A more thorough explanation:
Definition: DDP is an abbreviation that can stand for two different things:
- Delivered Duty Paid: This is a term used in international trade to indicate that the seller is responsible for delivering the goods to the buyer at the destination, and has paid all costs associated with getting the goods there, including any taxes or duties.
- Disclosure Document Program: This is a program used by the Securities and Exchange Commission (SEC) to help investors make informed decisions about investing in securities. Companies that issue securities must provide certain information to the SEC, which is then made available to the public through the Disclosure Document Program.
Examples:
- Example 1: A company in the United States sells a product to a customer in France. The company agrees to deliver the product to the customer's address in France and pays all costs associated with getting the product there, including any taxes or duties. This is an example of a DDP transaction.
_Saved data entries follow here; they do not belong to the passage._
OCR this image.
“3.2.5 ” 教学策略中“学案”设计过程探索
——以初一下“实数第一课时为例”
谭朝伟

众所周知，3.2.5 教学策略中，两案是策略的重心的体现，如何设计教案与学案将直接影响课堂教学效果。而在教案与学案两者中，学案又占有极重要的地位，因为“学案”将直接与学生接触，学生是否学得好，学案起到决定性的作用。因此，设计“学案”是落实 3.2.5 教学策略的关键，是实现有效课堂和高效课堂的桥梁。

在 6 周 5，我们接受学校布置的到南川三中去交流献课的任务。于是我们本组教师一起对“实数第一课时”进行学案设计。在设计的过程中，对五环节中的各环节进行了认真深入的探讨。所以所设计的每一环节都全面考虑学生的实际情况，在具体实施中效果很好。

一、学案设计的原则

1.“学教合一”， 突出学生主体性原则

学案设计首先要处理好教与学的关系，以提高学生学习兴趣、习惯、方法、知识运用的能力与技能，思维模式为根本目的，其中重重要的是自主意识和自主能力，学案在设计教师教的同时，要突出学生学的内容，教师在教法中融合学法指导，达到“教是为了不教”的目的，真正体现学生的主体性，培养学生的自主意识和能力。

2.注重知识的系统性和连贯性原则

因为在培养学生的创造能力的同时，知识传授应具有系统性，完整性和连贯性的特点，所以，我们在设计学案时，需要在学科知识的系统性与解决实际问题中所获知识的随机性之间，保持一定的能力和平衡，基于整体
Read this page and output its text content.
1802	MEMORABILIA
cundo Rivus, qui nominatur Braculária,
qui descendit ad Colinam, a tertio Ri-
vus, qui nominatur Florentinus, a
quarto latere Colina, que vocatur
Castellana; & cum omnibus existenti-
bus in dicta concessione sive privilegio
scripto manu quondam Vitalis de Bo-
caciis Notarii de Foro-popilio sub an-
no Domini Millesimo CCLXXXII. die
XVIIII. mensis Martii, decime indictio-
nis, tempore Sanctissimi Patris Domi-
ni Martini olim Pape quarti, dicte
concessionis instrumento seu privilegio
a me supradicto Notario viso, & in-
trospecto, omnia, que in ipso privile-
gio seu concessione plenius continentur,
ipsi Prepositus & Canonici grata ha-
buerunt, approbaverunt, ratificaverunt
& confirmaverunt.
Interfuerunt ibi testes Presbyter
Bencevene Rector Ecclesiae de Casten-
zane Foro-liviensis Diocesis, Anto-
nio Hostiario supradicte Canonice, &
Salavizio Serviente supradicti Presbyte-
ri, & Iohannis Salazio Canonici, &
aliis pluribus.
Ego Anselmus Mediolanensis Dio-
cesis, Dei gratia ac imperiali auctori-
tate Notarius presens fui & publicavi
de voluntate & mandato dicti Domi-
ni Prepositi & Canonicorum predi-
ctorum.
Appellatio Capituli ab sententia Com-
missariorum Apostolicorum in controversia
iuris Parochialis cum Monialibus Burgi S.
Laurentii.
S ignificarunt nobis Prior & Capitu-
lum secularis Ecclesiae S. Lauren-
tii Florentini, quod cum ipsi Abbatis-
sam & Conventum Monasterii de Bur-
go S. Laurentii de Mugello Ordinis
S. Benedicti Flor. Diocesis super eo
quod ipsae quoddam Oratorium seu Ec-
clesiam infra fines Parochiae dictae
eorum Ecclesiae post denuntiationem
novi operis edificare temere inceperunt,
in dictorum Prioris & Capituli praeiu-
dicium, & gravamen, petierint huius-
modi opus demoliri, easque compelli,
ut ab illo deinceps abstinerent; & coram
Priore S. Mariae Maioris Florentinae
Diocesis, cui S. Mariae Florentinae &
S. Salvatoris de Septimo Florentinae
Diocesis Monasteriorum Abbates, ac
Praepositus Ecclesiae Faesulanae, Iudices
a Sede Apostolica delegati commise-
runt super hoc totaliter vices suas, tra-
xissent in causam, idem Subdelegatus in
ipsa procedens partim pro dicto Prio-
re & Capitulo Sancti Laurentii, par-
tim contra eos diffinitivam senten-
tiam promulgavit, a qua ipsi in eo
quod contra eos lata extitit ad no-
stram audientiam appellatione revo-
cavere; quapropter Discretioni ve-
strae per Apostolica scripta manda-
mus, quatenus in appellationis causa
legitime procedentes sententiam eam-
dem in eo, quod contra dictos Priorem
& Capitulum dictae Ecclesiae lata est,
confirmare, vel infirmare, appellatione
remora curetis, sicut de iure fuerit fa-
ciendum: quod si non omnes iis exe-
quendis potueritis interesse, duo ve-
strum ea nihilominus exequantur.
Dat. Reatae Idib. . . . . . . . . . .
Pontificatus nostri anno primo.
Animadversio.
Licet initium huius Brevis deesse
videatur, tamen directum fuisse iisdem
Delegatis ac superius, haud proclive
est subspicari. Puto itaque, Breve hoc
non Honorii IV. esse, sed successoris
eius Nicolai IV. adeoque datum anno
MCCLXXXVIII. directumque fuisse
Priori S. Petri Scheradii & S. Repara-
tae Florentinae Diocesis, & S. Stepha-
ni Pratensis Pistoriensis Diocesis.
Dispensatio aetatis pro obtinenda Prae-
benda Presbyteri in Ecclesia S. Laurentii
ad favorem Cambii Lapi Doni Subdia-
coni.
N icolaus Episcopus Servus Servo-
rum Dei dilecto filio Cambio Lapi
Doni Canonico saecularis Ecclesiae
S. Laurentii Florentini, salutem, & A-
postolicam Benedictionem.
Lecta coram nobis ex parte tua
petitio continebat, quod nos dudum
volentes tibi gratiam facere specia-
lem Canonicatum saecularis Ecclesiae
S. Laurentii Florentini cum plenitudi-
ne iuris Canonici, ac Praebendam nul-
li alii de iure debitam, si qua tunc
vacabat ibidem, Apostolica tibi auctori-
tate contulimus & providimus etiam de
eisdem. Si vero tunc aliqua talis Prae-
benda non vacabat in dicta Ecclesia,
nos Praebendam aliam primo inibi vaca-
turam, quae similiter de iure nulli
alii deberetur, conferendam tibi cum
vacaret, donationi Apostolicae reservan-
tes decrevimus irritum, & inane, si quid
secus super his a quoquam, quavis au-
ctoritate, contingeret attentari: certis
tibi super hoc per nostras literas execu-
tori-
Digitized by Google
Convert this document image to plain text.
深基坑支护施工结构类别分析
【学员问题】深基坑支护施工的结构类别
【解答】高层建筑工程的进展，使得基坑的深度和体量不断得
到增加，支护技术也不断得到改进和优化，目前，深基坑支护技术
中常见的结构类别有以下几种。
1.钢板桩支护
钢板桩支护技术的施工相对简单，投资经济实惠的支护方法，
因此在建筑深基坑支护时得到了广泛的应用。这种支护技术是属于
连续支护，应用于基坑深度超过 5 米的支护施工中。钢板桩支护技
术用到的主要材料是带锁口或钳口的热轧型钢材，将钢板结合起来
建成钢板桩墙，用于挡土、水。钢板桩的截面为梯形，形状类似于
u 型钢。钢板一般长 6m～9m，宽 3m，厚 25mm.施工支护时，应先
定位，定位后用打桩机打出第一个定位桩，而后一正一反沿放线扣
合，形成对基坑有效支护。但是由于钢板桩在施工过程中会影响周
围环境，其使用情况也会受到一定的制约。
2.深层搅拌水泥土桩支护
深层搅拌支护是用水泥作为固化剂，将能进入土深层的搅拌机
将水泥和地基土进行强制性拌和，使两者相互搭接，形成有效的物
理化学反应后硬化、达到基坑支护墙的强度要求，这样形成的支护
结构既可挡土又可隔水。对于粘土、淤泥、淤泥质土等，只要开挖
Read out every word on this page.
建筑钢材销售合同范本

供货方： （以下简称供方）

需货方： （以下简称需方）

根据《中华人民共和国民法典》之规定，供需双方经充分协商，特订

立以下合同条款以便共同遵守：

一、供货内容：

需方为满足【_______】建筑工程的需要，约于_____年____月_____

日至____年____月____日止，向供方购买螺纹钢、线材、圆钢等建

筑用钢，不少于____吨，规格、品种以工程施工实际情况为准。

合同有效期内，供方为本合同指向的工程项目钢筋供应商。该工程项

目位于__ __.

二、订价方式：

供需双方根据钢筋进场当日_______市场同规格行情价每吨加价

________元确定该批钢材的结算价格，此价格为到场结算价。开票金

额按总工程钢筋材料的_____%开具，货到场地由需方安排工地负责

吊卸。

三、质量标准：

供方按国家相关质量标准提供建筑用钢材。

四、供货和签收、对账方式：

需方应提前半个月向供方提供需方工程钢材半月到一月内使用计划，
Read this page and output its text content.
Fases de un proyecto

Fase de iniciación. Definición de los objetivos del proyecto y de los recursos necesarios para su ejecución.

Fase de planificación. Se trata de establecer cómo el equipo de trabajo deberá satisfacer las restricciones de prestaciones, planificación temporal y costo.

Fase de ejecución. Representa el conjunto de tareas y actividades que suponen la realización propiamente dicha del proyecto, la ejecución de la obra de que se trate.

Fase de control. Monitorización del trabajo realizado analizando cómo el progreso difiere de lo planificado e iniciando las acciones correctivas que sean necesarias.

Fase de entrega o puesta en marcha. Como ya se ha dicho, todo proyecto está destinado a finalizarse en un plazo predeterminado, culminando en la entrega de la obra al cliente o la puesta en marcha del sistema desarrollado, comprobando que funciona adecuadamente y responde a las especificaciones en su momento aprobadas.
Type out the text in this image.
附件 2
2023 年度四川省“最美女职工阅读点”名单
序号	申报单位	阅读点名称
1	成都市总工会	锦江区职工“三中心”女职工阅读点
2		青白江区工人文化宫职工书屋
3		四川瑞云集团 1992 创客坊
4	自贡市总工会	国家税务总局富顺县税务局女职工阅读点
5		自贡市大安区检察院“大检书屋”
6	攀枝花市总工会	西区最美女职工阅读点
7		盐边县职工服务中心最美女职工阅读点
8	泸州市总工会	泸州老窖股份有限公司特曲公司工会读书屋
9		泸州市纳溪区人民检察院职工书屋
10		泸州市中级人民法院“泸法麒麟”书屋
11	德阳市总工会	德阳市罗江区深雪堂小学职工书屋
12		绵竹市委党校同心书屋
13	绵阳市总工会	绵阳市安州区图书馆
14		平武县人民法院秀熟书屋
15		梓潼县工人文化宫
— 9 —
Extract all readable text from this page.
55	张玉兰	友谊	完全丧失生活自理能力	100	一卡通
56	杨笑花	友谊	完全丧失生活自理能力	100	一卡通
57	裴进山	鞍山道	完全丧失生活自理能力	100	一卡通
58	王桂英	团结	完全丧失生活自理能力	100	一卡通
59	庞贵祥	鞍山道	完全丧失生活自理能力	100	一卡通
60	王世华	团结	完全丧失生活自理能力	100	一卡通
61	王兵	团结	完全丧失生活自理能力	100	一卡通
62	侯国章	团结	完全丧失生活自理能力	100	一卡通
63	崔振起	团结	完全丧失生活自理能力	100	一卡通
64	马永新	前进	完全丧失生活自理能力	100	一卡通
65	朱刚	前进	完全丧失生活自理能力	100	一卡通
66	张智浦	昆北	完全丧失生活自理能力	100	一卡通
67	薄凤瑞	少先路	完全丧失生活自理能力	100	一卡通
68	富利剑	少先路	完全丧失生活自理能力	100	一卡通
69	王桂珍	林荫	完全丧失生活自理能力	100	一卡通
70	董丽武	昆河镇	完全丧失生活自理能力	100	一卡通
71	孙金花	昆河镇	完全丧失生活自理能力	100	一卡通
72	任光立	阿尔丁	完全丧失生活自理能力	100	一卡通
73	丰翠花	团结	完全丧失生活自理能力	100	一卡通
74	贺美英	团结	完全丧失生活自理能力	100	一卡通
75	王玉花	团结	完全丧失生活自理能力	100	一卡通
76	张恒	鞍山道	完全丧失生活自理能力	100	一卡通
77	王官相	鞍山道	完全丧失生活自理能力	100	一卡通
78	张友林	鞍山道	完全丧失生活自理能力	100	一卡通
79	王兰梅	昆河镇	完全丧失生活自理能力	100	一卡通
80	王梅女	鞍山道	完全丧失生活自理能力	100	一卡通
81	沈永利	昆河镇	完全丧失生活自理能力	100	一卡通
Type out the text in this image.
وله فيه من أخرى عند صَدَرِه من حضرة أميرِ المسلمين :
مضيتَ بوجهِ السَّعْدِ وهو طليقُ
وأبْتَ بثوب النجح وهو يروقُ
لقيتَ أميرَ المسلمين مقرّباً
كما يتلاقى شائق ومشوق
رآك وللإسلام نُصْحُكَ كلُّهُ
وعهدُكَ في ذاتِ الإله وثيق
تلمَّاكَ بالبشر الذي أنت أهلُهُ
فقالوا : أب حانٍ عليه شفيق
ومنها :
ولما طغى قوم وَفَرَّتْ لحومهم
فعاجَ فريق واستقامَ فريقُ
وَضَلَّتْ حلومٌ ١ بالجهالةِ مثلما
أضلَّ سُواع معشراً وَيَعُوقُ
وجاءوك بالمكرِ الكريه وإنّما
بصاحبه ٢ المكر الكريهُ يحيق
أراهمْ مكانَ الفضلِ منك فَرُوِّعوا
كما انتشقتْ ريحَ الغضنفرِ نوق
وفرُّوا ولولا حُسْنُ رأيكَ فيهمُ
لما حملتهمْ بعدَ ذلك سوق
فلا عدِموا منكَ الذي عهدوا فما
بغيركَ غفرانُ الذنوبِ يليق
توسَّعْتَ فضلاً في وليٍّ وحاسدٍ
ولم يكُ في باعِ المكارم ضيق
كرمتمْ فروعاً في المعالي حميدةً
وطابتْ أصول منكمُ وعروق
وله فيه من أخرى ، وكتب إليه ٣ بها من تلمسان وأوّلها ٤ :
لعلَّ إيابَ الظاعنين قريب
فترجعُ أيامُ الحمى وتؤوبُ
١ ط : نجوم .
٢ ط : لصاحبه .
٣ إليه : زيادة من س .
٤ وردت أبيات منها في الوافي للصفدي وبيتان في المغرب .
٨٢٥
- Example 2: A company wants to issue securities to raise money. Before doing so, the company must provide certain information to the SEC through the Disclosure Document Program. This information includes financial statements, information about the company's management, and other relevant details. Once the information is provided, it is made available to the public so that investors can make informed decisions about whether to invest in the company. This is an example of the Disclosure Document Program.
These examples illustrate the two different meanings of DDP. In the first example, DDP refers to a specific type of international trade transaction where the seller is responsible for delivering the goods and paying all associated costs. In the second example, DDP refers to a program used by the SEC to help investors make informed decisions about investing in securities.